Imagine Going $300,000 Into Debt for a Master’s Degree and No Job Prospects

The Wall Street Journal recently did an in-depth report on students who have taken on massive debt for master’s degrees only to end up working menial jobs. This is absolutely criminal.The WSJ piece is behind a paywall, but The College Fix posted excerpts:

‘Financially hobbled for life’: The elite master’s degrees that don’t pay offAs calls to “cancel” student debt continue unabated, the Wall Street Journal recently ran an investigative piece looking at schools who are baiting students into taking on hundreds of thousands of dollars’ worth of loans by promising them payoffs that never happen.The WSJ targeted Columbia University, which has issued “thousands of master’s degrees that don’t provide graduates enough early career earnings to begin paying down their federal student loans,” according to the story:

Lured by the aura of degrees from top-flight institutions, many master’s students at universities across the U.S. took on debt beyond what their pay would support, the Journal analysis of federal data on borrowers found. At Columbia, such students graduated from programs including history, social work and architecture.

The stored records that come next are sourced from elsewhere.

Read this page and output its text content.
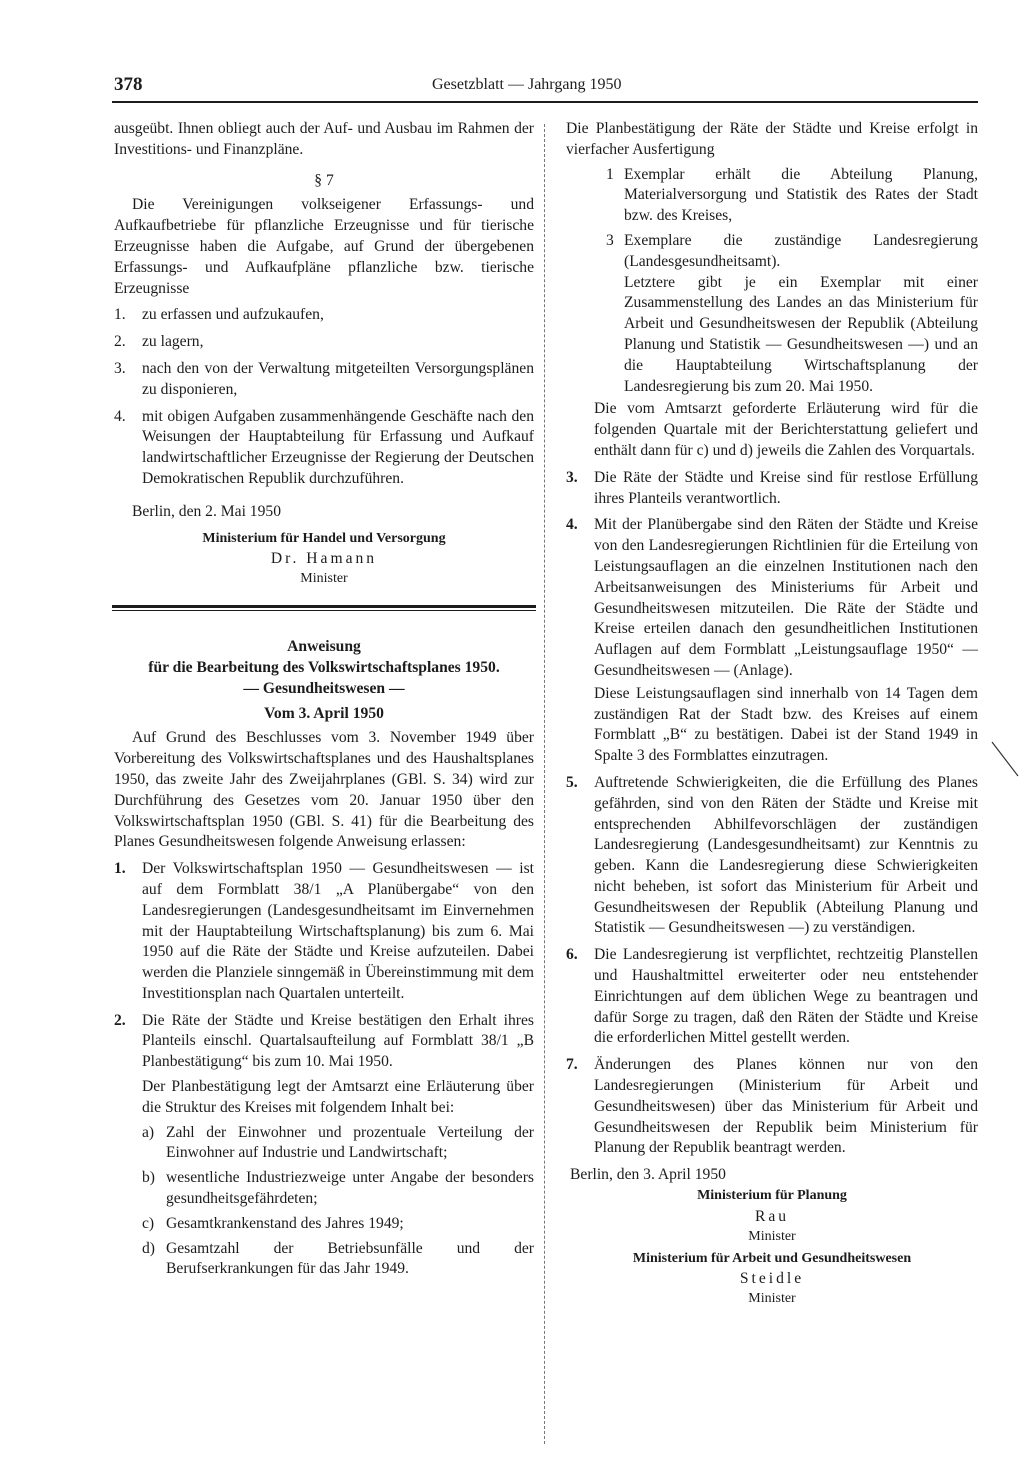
378	Gesetzblatt — Jahrgang 1950

ausgeübt. Ihnen obliegt auch der Auf- und Ausbau im Rahmen der Investitions- und Finanzpläne.

§ 7

Die Vereinigungen volkseigener Erfassungs- und Aufkaufbetriebe für pflanzliche Erzeugnisse und für tierische Erzeugnisse haben die Aufgabe, auf Grund der übergebenen Erfassungs- und Aufkaufpläne pflanzliche bzw. tierische Erzeugnisse

1.	zu erfassen und aufzukaufen,
2.	zu lagern,
3.	nach den von der Verwaltung mitgeteilten Versorgungsplänen zu disponieren,
4.	mit obigen Aufgaben zusammenhängende Geschäfte nach den Weisungen der Hauptabteilung für Erfassung und Aufkauf landwirtschaftlicher Erzeugnisse der Regierung der Deutschen Demokratischen Republik durchzuführen.

Berlin, den 2. Mai 1950

Ministerium für Handel und Versorgung

Dr. Hamann

Minister

Anweisung

für die Bearbeitung des Volkswirtschaftsplanes 1950.

— Gesundheitswesen —

Vom 3. April 1950

Auf Grund des Beschlusses vom 3. November 1949 über Vorbereitung des Volkswirtschaftsplanes und des Haushaltsplanes 1950, das zweite Jahr des Zweijahrplanes (GBl. S. 34) wird zur Durchführung des Gesetzes vom 20. Januar 1950 über den Volkswirtschaftsplan 1950 (GBl. S. 41) für die Bearbeitung des Planes Gesundheitswesen folgende Anweisung erlassen:

1.	Der Volkswirtschaftsplan 1950 — Gesundheitswesen — ist auf dem Formblatt 38/1 „A Planübergabe“ von den Landesregierungen (Landesgesundheitsamt im Einvernehmen mit der Hauptabteilung Wirtschaftsplanung) bis zum 6. Mai 1950 auf die Räte der Städte und Kreise aufzuteilen. Dabei werden die Planziele sinngemäß in Übereinstimmung mit dem Investitionsplan nach Quartalen unterteilt.
2.	Die Räte der Städte und Kreise bestätigen den Erhalt ihres Planteils einschl. Quartalsaufteilung auf Formblatt 38/1 „B Planbestätigung“ bis zum 10. Mai 1950.

Der Planbestätigung legt der Amtsarzt eine Erläuterung über die Struktur des Kreises mit folgendem Inhalt bei:

a) Zahl der Einwohner und prozentuale Verteilung der Einwohner auf Industrie und Landwirtschaft;
b) wesentliche Industriezweige unter Angabe der besonders gesundheitsgefährdeten;
c) Gesamtkrankenstand des Jahres 1949;
d) Gesamtzahl der Betriebsunfälle und der Berufserkrankungen für das Jahr 1949.

Die Planbestätigung der Räte der Städte und Kreise erfolgt in vierfacher Ausfertigung

1 Exemplar erhält die Abteilung Planung, Materialversorgung und Statistik des Rates der Stadt bzw. des Kreises,
3 Exemplare die zuständige Landesregierung (Landesgesundheitsamt).

Letztere gibt je ein Exemplar mit einer Zusammenstellung des Landes an das Ministerium für Arbeit und Gesundheitswesen der Republik (Abteilung Planung und Statistik — Gesundheitswesen —) und an die Hauptabteilung Wirtschaftsplanung der Landesregierung bis zum 20. Mai 1950.

Die vom Amtsarzt geforderte Erläuterung wird für die folgenden Quartale mit der Berichterstattung geliefert und enthält dann für c) und d) jeweils die Zahlen des Vorquartals.

3.	Die Räte der Städte und Kreise sind für restlose Erfüllung ihres Planteils verantwortlich.
4.	Mit der Planübergabe sind den Räten der Städte und Kreise von den Landesregierungen Richtlinien für die Erteilung von Leistungsauflagen an die einzelnen Institutionen nach den Arbeitsanweisungen des Ministeriums für Arbeit und Gesundheitswesen mitzuteilen. Die Räte der Städte und Kreise erteilen danach den gesundheitlichen Institutionen Auflagen auf dem Formblatt „Leistungsauflage 1950“ — Gesundheitswesen — (Anlage).

Diese Leistungsauflagen sind innerhalb von 14 Tagen dem zuständigen Rat der Stadt bzw. des Kreises auf einem Formblatt „B“ zu bestätigen. Dabei ist der Stand 1949 in Spalte 3 des Formblattes einzutragen.

5.	Auftretende Schwierigkeiten, die die Erfüllung des Planes gefährden, sind von den Räten der Städte und Kreise mit entsprechenden Abhilfevorschlägen der zuständigen Landesregierung (Landesgesundheitsamt) zur Kenntnis zu geben. Kann die Landesregierung diese Schwierigkeiten nicht beheben, ist sofort das Ministerium für Arbeit und Gesundheitswesen der Republik (Abteilung Planung und Statistik — Gesundheitswesen —) zu verständigen.
6.	Die Landesregierung ist verpflichtet, rechtzeitig Planstellen und Haushaltmittel erweiterter oder neu entstehender Einrichtungen auf dem üblichen Wege zu beantragen und dafür Sorge zu tragen, daß den Räten der Städte und Kreise die erforderlichen Mittel gestellt werden.
7.	Änderungen des Planes können nur von den Landesregierungen (Ministerium für Arbeit und Gesundheitswesen) über das Ministerium für Arbeit und Gesundheitswesen der Republik beim Ministerium für Planung der Republik beantragt werden.

Berlin, den 3. April 1950

Ministerium für Planung

Rau

Minister

Ministerium für Arbeit und Gesundheitswesen

Steidle

Minister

Specifically, the WSJ looked at Columbia University’s film studies graduate department, and the students that ended up with loans they could never repay:

“As a poor kid and a high-school dropout, there was an attraction to getting an Ivy League master’s degree,” said Mr. Clement, 41. He graduated in 2020 from Columbia, borrowing more than $360,000 in federal loans for the degree. He is casting for an independent film, he said. To pay the bills, he teaches film at a community college and runs an antique shop.Columbia grad students who borrowed money typically held loans that exceeded annual earnings two years after graduation in 14 of the school’s 32 master’s degree programs tracked by the Education Department, the Journal found. In about a dozen Columbia master’s programs, the majority of recent graduates weren’t repaying the principal on their loans or took forbearance, according to data released for the first time this year.